On a beaucoup publié sur la Grande Guerre depuis 2014 … centenaire oblige. Du meilleur, comme « Au revoir là-haut » de Pierre Lemaître qui obtint le Prix Goncourt, ou encore « Le collier rouge » de Jean-Christophe Rufin, je n’ai pas le temps de lire le pire. On se souvient peut-être moins de ce magnifique livre de Jean Rouaud, paru en 1990 et couronné, lui aussi du prix littéraire le plus prestigieux.
Je l’ai découvert sur les rayons de ma bibliothèque – qui comprend près de 2000 volumes – un peu par hasard … Sans doute ai-je un faible pour la présentation des éditions de Minuit, me souvenant de la lecture de Vercors « Le silence de la mer ». Ce format un peu bancal, cette typographie serrée, le papier aujourd’hui jauni ressemblant à la livrée des Gitanes maïs...
Bref, dès les premières lignes de cette autobiographie familiale, j’ai adoré le style éblouissant de simplicité – avec parfois, tout de même, un petit grumeau de pédantisme comme l’emploi soudain du mot « synecdoque ». Des souvenirs d’enfance, des légendes familiales racontées puis sublimées, une façon de surmonter des épreuves cruelles et répétées. A chaque génération, ses victimes fauchées dans leur prime jeunesse, en particulier pendant la guerre de quatorze avec deux des frères de la délicieuse tante Marie dont on narre la fin de vie déroutante, le père tant aimé de l’auteur qui meurt à 41 ans … Comme je me sens proche de l'auteur (né en 1952), moi dont père et mère furent les héros !

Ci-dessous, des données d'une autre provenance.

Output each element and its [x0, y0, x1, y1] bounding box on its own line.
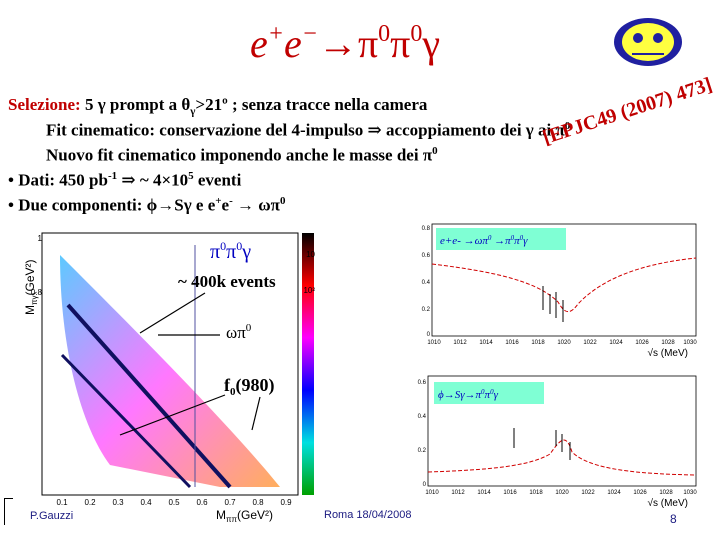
plot1-x-tick-10: 1028 [661, 340, 675, 346]
footer-bracket [4, 498, 13, 525]
plot1-x-tick-5: 1018 [531, 340, 545, 346]
dalitz-x-tick-2: 0.2 [84, 498, 96, 507]
plot1-x-tick-8: 1024 [609, 340, 623, 346]
plot2-x-tick-1: 1010 [425, 490, 439, 496]
f0-label: f0(980) [224, 375, 275, 398]
reference: [EPJC49 (2007) 473] [540, 73, 715, 149]
plot1-y-tick-1: 0.8 [422, 226, 431, 232]
plot1-x-tick-7: 1022 [583, 340, 597, 346]
plot2-x-tick-5: 1018 [529, 490, 543, 496]
plot1-points [542, 286, 564, 322]
plot2-x-tick-4: 1016 [503, 490, 517, 496]
dalitz-y-tick-1: 1 [38, 234, 43, 243]
dalitz-plot: 10 10² 1 0.8 0.1 0.2 0.3 0.4 0.5 0.6 0.7… [23, 232, 316, 524]
plot2-legend-box [434, 382, 544, 404]
plot2-x-tick-11: 1030 [683, 490, 697, 496]
plot2-x-tick-2: 1012 [451, 490, 465, 496]
color-scale-bar [302, 233, 314, 495]
plot1-x-tick-11: 1030 [683, 340, 697, 346]
plot1-x-tick-9: 1026 [635, 340, 649, 346]
plot2-x-tick-6: 1020 [555, 490, 569, 496]
dalitz-x-tick-6: 0.6 [196, 498, 208, 507]
plot1-x-tick-1: 1010 [427, 340, 441, 346]
plot1-legend-box [436, 228, 566, 250]
kloe-logo [614, 18, 682, 66]
plot2-x-tick-10: 1028 [659, 490, 673, 496]
selection-line: Selezione: 5 γ prompt a θγ>21º ; senza t… [8, 95, 428, 118]
plot1-x-tick-4: 1016 [505, 340, 519, 346]
dalitz-x-tick-8: 0.8 [252, 498, 264, 507]
plot1-x-tick-2: 1012 [453, 340, 467, 346]
plot2-y-tick-3: 0.2 [418, 448, 427, 454]
plot1-xlabel: √s (MeV) [648, 347, 689, 358]
plot1-legend: e+e- →ωπ0 →π0π0γ [440, 234, 528, 247]
plot2-y-tick-4: 0 [423, 482, 427, 488]
dalitz-xlabel: Mππ(GeV²) [216, 508, 273, 524]
plot1-y-tick-4: 0.2 [422, 307, 431, 313]
plot2-y-tick-2: 0.4 [418, 414, 427, 420]
plot1-y-tick-5: 0 [427, 332, 431, 338]
dalitz-x-tick-5: 0.5 [168, 498, 180, 507]
omega-label: ωπ0 [226, 322, 252, 342]
omega-pi-plot: e+e- →ωπ0 →π0π0γ 0.8 0.6 0.4 0.2 0 1010 … [422, 223, 697, 358]
data-line: • Dati: 450 pb-1 ⇒ ~ 4×105 eventi [8, 170, 242, 190]
fit-line-2: Nuovo fit cinematico imponendo anche le … [46, 145, 438, 165]
dalitz-y-tick-2: 0.8 [31, 288, 43, 297]
slide-title: e+e−→π0π0γ [250, 21, 441, 66]
f0-arrow-2 [251, 396, 261, 431]
color-tick-top: 10 [306, 250, 315, 259]
dalitz-ylabel: Mπγ(GeV²) [23, 259, 39, 315]
dalitz-x-tick-3: 0.3 [112, 498, 124, 507]
phi-s-gamma-plot: ϕ→Sγ→π0π0γ 0.6 0.4 0.2 0 1010 1012 1014 … [418, 375, 697, 509]
plot2-x-tick-8: 1024 [607, 490, 621, 496]
color-tick-mid: 10² [303, 286, 315, 295]
plot1-y-tick-2: 0.6 [422, 253, 431, 259]
plot2-fit-curve [427, 439, 697, 476]
events-arrow [139, 292, 206, 334]
components-line: • Due componenti: ϕ→Sγ e e+e- → ωπ0 [8, 195, 286, 215]
footer-venue-date: Roma 18/04/2008 [324, 509, 412, 521]
plot2-y-tick-1: 0.6 [418, 380, 427, 386]
page-number: 8 [670, 512, 677, 526]
plot2-points [513, 428, 571, 460]
plot1-x-tick-6: 1020 [557, 340, 571, 346]
plot1-fit-curve [431, 257, 697, 313]
plot1-x-tick-3: 1014 [479, 340, 493, 346]
footer-author: P.Gauzzi [30, 510, 74, 522]
dalitz-x-tick-9: 0.9 [280, 498, 292, 507]
plot1-y-tick-3: 0.4 [422, 280, 431, 286]
plot2-x-tick-9: 1026 [633, 490, 647, 496]
events-label: ~ 400k events [178, 272, 276, 291]
plot2-x-tick-7: 1022 [581, 490, 595, 496]
dalitz-x-tick-4: 0.4 [140, 498, 152, 507]
plot2-xlabel: √s (MeV) [648, 497, 689, 509]
dalitz-x-tick-7: 0.7 [224, 498, 236, 507]
fit-line-1: Fit cinematico: conservazione del 4-impu… [46, 120, 571, 140]
plot2-legend: ϕ→Sγ→π0π0γ [438, 388, 499, 401]
dalitz-x-tick-1: 0.1 [56, 498, 68, 507]
dalitz-main-label: π0π0γ [210, 239, 251, 263]
plot2-x-tick-3: 1014 [477, 490, 491, 496]
f0-arrow-1 [119, 394, 226, 436]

Voici comment on vivait au siècle dernier dans une famille petite bourgeoise du pays nantais, très imprégnée de religion, avec des notations douces-amères sur les petits travers des uns et des autres, leurs délicieuses manies, leurs secrets. La plongée est sincère, on saute du coq à l’âne au gré des bouffées de souvenirs qui jaillissent dans le désordre. La langue est belle, le propos mesuré, respectueux et tendre. Un beau livre qui n’a pas pris une ride.
Les champs d'honneur, roman de Jean Rouaud, prix Goncourt 1990, aux éditions de Minuit - 158 p. - et en livre de poche.